10 Henchman Movie Roles Made Epic By Casting
6. Martin Landau - North By Northwest
It's still surprising that Mel Brooks' send-up of Hitchcock films, High Anxiety, isn't as well-received as the rest of his seventies output. The Master of Suspense himself reportedly loved it, but critics considered it uneven at best.
Perhaps the disconnect is not any fault of Brooks' film, which is genuinely funny, but that Hitchcock's work required no parody. He had, perhaps even intentionally given his reputation, sent up himself when he made North by Northwest with screenwriter Ernest Lehman whose goal was to write "the Hitchcock picture to end all Hitchcock pictures."
Every trope is there, from his favourite Wrong Man set-up, to perfectly staged moments of suspense that work despite their ludicrous set pieces and a healthy strain of morbid humour. And, in perhaps one of Hitchcock's most common subversive turns, the film's heavy (James Mason) has a henchman with a clear infatuation with his employer.

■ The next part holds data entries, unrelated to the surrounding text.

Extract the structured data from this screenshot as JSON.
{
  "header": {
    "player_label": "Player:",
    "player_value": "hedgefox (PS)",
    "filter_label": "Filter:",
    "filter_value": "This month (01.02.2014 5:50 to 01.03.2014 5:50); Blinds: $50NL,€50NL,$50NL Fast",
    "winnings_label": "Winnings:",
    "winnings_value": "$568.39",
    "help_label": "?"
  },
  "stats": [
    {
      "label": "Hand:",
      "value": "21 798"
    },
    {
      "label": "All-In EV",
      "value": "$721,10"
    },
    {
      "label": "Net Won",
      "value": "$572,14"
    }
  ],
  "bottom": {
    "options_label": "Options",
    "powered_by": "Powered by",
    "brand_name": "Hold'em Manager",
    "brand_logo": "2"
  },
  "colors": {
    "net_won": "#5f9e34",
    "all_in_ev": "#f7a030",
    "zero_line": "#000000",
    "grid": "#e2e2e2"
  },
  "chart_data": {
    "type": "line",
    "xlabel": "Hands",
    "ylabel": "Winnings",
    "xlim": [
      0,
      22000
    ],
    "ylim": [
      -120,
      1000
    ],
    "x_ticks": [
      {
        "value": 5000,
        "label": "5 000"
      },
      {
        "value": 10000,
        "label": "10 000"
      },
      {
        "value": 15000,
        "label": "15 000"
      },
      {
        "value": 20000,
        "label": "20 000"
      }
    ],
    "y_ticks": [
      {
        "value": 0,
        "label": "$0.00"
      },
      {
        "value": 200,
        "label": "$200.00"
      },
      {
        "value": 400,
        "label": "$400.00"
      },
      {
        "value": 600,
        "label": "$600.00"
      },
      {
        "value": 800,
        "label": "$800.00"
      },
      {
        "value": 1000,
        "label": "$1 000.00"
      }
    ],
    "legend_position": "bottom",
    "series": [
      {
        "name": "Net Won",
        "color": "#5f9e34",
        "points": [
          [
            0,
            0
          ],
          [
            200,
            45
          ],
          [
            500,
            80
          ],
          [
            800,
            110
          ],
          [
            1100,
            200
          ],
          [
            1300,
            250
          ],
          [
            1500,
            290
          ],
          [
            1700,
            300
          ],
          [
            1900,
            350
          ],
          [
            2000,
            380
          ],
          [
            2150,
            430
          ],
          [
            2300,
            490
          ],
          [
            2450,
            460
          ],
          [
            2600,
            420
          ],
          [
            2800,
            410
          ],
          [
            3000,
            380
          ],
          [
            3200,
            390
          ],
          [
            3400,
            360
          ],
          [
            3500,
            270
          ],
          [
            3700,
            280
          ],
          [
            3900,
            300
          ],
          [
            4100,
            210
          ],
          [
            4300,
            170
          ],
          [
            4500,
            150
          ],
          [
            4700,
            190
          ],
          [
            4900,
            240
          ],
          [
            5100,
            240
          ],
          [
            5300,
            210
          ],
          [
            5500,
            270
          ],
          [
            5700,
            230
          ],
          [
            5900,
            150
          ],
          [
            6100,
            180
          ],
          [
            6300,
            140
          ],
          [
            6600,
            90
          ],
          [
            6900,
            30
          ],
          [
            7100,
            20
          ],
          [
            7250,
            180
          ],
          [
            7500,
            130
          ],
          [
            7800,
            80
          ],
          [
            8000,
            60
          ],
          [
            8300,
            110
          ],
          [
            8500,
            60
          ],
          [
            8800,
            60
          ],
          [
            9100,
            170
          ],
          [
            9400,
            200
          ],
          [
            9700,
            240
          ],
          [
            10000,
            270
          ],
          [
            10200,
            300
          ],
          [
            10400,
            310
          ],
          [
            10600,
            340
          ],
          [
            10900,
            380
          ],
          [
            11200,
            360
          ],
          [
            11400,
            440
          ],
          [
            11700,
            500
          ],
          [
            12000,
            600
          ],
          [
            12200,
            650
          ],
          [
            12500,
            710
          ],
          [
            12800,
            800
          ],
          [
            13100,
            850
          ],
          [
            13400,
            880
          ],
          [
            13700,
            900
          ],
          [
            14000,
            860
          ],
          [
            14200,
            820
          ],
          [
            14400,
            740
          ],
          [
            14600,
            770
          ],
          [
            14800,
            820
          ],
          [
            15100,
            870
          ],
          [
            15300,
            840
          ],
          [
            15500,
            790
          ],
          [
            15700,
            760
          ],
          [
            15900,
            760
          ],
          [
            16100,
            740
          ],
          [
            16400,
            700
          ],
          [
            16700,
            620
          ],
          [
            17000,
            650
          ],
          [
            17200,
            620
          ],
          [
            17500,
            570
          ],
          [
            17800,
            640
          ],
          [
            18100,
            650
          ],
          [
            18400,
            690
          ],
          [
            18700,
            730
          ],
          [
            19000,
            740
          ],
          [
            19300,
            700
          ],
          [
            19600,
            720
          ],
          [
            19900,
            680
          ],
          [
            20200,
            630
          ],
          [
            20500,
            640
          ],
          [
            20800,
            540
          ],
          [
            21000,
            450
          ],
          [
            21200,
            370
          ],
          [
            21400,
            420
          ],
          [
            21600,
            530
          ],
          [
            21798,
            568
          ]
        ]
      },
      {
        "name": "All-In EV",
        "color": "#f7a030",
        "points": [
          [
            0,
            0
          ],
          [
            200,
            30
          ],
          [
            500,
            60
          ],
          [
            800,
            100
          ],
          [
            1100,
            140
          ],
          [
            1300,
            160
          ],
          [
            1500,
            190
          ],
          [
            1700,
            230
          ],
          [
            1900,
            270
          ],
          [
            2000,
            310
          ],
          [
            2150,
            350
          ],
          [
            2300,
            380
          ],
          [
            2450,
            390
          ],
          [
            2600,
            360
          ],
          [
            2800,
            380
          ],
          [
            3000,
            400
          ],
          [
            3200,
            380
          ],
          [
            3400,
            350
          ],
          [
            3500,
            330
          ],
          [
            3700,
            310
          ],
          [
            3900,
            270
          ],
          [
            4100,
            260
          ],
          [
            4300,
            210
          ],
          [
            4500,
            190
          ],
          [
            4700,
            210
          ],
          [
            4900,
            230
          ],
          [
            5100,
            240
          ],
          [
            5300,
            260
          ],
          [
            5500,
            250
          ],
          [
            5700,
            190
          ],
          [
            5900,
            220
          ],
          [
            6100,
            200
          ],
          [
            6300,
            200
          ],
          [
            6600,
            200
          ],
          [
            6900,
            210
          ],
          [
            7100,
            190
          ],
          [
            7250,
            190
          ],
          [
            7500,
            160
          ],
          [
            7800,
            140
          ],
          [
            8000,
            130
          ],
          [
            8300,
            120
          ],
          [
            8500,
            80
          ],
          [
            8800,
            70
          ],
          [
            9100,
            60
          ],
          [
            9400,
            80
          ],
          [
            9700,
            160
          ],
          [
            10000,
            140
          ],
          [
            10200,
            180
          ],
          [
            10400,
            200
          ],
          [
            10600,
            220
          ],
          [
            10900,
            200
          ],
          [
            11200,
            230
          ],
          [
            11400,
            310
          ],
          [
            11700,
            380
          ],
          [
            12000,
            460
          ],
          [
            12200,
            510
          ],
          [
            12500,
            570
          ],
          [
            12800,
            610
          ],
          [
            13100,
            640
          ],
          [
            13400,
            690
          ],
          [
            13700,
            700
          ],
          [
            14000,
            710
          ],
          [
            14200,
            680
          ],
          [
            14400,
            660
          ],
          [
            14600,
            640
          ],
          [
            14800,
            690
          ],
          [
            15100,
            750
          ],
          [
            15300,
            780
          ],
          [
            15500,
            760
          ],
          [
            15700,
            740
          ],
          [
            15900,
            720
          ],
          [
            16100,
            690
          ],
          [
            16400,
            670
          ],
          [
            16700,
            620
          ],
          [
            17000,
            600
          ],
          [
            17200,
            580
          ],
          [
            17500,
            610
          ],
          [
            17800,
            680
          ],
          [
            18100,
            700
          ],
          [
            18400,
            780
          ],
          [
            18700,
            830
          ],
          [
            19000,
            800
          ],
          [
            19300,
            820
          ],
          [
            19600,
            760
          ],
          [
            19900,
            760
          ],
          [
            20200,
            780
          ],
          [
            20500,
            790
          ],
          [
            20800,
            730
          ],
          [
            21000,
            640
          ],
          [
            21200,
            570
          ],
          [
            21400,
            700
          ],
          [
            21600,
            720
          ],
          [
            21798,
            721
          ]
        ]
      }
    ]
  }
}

It's unclear how noticeable it was to audiences in 1950 that Martin Laundau's Leonard was homosexual, but it's obvious now. And he had all the stereotypically over-the-top signifigiers fifties audiences deemed as gay: he was keenly interested in fashion and soft-spoken.
You can't help but feel a little sorry for Leonard when he realizes the love of his life was abandoning him for an undercover spy - and a woman, no less. Landau plays it all-out heartbroken, and his devotion is sympathetic up until the point when our heroes' lives are at his whim.